American Society for Composites honors Advani for outstanding research
11:16 a.m., Sept. 30, 2015--One of Suresh Advani’s favorite quotes is “If you change the way you look at things, the things you look at change.”
That philosophy worked well as he launched his academic career in the area of composites manufacturing.
National Medal of Science
With infinite possibilities for combinations of matrix and reinforcement materials, composites offer tremendous potential while also posing incredible challenges.
Advani, the George W. Laird Professor of Mechanical Engineering at the University of Delaware, helped bring science to the art of composites manufacturing with his research on modeling and simulation of various liquid molding processes.

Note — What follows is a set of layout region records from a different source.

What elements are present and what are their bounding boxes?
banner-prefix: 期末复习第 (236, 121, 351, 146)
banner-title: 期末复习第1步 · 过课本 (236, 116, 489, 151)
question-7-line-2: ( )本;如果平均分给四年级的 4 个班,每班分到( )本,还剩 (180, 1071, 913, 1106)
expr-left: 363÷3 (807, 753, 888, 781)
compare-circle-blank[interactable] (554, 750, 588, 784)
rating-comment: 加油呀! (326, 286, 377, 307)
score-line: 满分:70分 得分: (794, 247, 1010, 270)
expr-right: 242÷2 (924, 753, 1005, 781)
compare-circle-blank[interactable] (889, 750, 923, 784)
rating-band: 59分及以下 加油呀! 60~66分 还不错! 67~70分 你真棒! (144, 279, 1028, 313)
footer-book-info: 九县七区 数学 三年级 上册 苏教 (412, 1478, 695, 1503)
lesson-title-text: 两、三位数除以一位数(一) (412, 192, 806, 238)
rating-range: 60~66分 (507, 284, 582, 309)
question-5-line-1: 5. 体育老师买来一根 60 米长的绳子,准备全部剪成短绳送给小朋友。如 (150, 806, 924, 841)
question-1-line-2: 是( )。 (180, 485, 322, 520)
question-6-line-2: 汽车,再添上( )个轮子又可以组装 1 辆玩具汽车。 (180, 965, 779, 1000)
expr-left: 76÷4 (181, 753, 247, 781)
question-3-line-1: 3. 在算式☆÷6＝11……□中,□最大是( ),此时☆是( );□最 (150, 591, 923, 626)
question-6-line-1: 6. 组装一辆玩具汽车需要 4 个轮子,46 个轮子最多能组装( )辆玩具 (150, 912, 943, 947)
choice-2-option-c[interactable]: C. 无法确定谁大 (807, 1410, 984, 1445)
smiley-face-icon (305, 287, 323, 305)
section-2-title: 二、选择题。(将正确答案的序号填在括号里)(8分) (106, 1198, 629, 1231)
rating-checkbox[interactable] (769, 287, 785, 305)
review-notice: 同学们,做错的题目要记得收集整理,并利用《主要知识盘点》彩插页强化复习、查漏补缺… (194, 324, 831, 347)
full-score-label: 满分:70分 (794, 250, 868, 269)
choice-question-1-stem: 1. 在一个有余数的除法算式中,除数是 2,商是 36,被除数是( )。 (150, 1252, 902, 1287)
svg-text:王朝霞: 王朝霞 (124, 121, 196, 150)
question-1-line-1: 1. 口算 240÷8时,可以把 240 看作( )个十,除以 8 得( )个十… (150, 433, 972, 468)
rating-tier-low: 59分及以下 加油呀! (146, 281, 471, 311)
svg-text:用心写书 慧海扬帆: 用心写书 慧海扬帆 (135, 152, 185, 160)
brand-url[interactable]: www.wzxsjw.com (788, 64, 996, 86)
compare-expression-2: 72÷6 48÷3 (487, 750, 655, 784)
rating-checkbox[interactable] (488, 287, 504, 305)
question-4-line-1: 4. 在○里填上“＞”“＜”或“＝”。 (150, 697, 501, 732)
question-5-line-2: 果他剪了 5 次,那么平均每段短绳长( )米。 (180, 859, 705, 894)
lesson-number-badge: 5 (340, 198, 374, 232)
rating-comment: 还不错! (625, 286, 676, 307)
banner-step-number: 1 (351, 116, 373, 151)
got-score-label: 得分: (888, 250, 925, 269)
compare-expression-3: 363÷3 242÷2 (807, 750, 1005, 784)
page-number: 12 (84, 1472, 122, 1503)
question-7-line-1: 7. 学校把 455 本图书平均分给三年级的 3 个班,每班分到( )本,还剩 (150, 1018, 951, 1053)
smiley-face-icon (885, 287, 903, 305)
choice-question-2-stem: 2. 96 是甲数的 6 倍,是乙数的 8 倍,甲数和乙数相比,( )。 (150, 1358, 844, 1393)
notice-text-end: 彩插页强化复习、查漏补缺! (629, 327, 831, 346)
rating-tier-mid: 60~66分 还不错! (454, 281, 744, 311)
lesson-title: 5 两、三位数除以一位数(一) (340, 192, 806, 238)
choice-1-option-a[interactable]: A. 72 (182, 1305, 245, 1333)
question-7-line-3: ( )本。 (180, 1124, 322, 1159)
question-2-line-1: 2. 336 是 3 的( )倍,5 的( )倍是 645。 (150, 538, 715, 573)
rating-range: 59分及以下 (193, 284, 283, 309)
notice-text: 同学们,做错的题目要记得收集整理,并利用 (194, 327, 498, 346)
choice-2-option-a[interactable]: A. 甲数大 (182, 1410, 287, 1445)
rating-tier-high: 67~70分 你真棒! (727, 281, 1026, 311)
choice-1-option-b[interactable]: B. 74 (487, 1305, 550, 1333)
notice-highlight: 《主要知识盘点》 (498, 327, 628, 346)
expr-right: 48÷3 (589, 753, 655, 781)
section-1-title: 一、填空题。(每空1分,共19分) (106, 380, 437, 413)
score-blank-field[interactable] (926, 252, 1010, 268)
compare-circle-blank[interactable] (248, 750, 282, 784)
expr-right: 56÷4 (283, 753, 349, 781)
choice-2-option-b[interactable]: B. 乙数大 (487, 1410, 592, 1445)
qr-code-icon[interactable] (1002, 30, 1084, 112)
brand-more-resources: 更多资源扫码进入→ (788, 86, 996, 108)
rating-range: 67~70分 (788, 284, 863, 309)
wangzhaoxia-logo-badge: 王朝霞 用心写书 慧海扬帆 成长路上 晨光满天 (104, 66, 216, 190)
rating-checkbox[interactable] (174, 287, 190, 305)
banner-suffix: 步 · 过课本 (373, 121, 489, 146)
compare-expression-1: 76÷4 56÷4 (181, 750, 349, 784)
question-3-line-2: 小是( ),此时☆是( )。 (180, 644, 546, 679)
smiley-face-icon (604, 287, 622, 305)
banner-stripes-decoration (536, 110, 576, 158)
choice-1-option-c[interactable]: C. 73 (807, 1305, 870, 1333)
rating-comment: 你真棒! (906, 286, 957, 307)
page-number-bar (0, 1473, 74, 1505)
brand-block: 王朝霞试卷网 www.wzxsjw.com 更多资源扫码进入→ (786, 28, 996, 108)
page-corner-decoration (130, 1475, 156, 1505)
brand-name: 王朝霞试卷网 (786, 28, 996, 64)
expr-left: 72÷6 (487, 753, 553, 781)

“When I joined the University in 1987, most of the industry treated composites manufacturing as a black art,” says Advani, who is also chair of UD’s Department of Mechanical Engineering and associate director of the Center for Composite Materials. “It was a lot of trial and error without a real science base. My mission since then has been to help create a science underpinning and then use that to develop predictive tools for composites manufacturing.”
Slowly but surely the use of process modeling tools has been adopted in industrial practice, and these tools are now considered a crucial component to address the challenges and gaps in the advancement of composites.
Advani’s contributions to the field were recognized on Tuesday, Sept. 29, when he received the American Society for Composites (ASC) Outstanding Research Award.
The award is granted annually to “a distinguished member of the composites community who has made a significant impact on the science and technology of composite materials through a sustained research effort over a number of years.”
A colleague who nominated Advani noted that his composites-related research on fuel cells, batteries, hydrogen storage, porous media and multiscale modeling “reflects a deep understanding of fundamental principles in the fields of materials science, mechanics, physics and chemistry.”
Babatunde A. Ogunnaike, dean of UD’s College of Engineering, commented, “Prof. Advani’s dedication to discovery has made a significant impact on science and technology.”
One of Advani’s major contributions to the field is the development of LIMS (Liquid Injection Molding Simulation), a software tool that simulates the mold filling stage of liquid composite molding processes.
LIMS provides a simple and cost-effective way to verify and optimize filling process design by providing a “virtual” mold filling process, enabling the user to avoid or reduce costly physical trial-and-error processing. The software has been continuously updated and made more robust since its initial development in the early 1990s.
Advani’s success encompasses not only his research, but also his teaching. Earlier this year, he was named Composite Educator of the Year by the Society of Plastic Engineers.
Advani earned a bachelor’s degree in mechanical engineering from the Indian Institute of Technology in Bombay, India, and a doctorate from the University of Illinois at Urbana-Champaign.
He has served as editor for manufacturing and North American editor for applied science and manufacturing for the journal Composites Part A: Applied Science and Manufacturing since 2004. He has also co-authored close to 300 refereed journal papers, is co-author or editor of six books, and holds three patents.